A ce moment un petit groupe de coureurs me dépasse et je leur emboite le pas. Pendant une heure et demie, je vais suivre pas à pas la foulée de la concurrente qui me précède. C’est une japonaise, elle a un petit drapeau nippon cousu sur son sac : je fixe le rond rouge sur fond blanc comme une cible et je ne pense plus a rien. Je retrouve mon calme et le rythme posé que j’affectionne. Peu après le sommet elle s’arrêtera sur le coté, je la dépasse et lui demande en anglais  si tout va bien et elle me fait juste un signe ok de la main… est-ce que je l’ai gênée avec ma lampe en courant derrière elle pendant si longtemps… je me le suis demandé par la suite.

Plus loin dans la descente un coureur italien est en difficulté, il me demande de l’aide il a trop froid aux mains pour ouvrir son sac. Je m’arrête pour l’aider, il ne va pas bien du tout,  il se ravitaille et me demande si il peut rester avec moi. La descente raide fait maintenant place à un large chemin, et je constate que ma lampe faiblit dangereusement. Je décide de changer de piles car je sais qu’il me reste encore  prés d’une heure avant Vallorcine. L’italien m’éclaire mais c’est délicat dans le froid d’extraire les piles, fouiller dans son sac etc … encore au moins 5 bonnes mn de perdues…

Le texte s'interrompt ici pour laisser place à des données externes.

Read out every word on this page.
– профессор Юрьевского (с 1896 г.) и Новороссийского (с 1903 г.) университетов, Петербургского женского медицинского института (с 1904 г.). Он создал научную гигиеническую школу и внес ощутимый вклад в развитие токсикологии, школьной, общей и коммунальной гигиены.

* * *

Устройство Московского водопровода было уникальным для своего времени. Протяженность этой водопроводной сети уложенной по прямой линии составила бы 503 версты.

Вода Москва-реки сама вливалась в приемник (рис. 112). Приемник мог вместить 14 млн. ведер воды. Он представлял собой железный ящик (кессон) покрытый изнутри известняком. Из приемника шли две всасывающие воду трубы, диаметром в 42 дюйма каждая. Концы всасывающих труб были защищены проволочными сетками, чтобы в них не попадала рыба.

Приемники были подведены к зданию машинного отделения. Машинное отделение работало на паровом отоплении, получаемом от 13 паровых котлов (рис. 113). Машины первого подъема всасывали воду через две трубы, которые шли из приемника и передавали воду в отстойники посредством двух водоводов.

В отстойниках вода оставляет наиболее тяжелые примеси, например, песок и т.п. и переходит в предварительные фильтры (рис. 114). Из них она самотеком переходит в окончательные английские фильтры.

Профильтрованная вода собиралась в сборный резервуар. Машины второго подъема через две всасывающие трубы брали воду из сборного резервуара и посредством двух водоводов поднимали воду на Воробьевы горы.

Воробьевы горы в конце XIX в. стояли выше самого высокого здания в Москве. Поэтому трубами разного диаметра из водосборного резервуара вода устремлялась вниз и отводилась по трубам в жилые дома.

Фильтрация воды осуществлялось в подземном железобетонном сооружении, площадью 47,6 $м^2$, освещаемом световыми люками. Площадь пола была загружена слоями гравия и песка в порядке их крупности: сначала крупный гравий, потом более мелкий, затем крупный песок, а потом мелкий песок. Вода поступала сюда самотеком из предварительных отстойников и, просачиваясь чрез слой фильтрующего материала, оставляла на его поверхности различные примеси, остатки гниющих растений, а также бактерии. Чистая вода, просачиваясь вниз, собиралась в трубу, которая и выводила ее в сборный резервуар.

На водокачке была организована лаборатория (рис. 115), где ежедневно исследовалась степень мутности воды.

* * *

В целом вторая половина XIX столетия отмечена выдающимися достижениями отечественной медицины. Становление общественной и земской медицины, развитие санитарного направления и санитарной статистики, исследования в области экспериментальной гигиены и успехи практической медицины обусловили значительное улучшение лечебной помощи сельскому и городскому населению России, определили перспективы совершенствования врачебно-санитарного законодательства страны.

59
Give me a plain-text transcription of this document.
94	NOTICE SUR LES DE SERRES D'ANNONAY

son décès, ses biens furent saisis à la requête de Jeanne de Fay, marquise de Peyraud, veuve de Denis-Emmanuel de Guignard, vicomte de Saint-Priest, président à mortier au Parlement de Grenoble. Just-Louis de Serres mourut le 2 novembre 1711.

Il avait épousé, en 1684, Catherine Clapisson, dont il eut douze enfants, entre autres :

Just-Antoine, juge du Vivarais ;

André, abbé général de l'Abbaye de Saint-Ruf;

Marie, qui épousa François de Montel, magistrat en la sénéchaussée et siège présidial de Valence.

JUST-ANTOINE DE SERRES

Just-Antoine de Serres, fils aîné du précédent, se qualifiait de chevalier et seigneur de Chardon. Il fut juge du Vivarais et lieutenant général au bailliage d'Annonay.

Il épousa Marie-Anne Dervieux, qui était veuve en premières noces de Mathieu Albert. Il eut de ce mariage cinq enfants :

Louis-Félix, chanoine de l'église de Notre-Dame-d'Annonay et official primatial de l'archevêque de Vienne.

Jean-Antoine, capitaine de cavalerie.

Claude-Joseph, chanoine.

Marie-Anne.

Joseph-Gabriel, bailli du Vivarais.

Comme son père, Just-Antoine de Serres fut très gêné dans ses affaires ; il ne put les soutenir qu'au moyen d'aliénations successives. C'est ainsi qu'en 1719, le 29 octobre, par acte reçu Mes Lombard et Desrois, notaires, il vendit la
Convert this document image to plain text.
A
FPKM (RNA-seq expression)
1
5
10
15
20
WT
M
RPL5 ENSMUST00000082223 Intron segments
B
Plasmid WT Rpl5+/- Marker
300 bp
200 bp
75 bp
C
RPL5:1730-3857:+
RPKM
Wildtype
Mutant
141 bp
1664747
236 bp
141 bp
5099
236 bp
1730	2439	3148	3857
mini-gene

Nous repartons enfin dans un groupe d’une dizaine et a l’approche d’une bifurcation un signaleur nous annonce que la barrière horaire de Vallorcine est dans une demie heure et que c’est vraiment limite pour la descente… Bizarrement cela ne me fait aucun effet, je presse un peu le pas, double le groupe et je m’installe doucement dans l’idée que la course est finie pour moi, je vais rater la barrière, je l’accepte, j’espère que Anders et Philippe vont appliquer les consignes et repartir de Vallorcine sans moi… A 10 mn du ravito, on devine les lumières du village, une concurrente déboule derrière moi en hurlant « on va le faire ! c’est pas perdu ! suis-moi je connais bien le chemin ! » Ha bon ?  C’est parti ! On a dévalé a travers la prairie comme des fous, il commençait tout juste à faire jour, les gens du village nous encourageaient, on a traversé les petite rues au sprint, tout à coup j’ai aperçu Anders qui me faisait des grands signes prés du ravito, j’ai passé le contrôle à 4 mn de la fermeture… avalé un coca et repartis aussitôt, trop content, pour rejoindre Argentiéres puis Chamonix ou nous avons franchi la ligne à trois, 24h et 5 mn après Courmayeur.

Quelle aventure incroyable ! Contrairement a beaucoup, j’aime courir la nuit,  j’aime traverser la nuit, c’est un voyage un peu étrange et inquiétant ou on laisse le jour derrière soi pour le retrouver au bout du chemin. Merci à tous mes supporters (le suivi de la course sur internet était vraiment top apparemment, et la webcam de Champex nous a trop faire rire J))) , merci Anders et Philippe, merci Muriel, Anne et Pascale.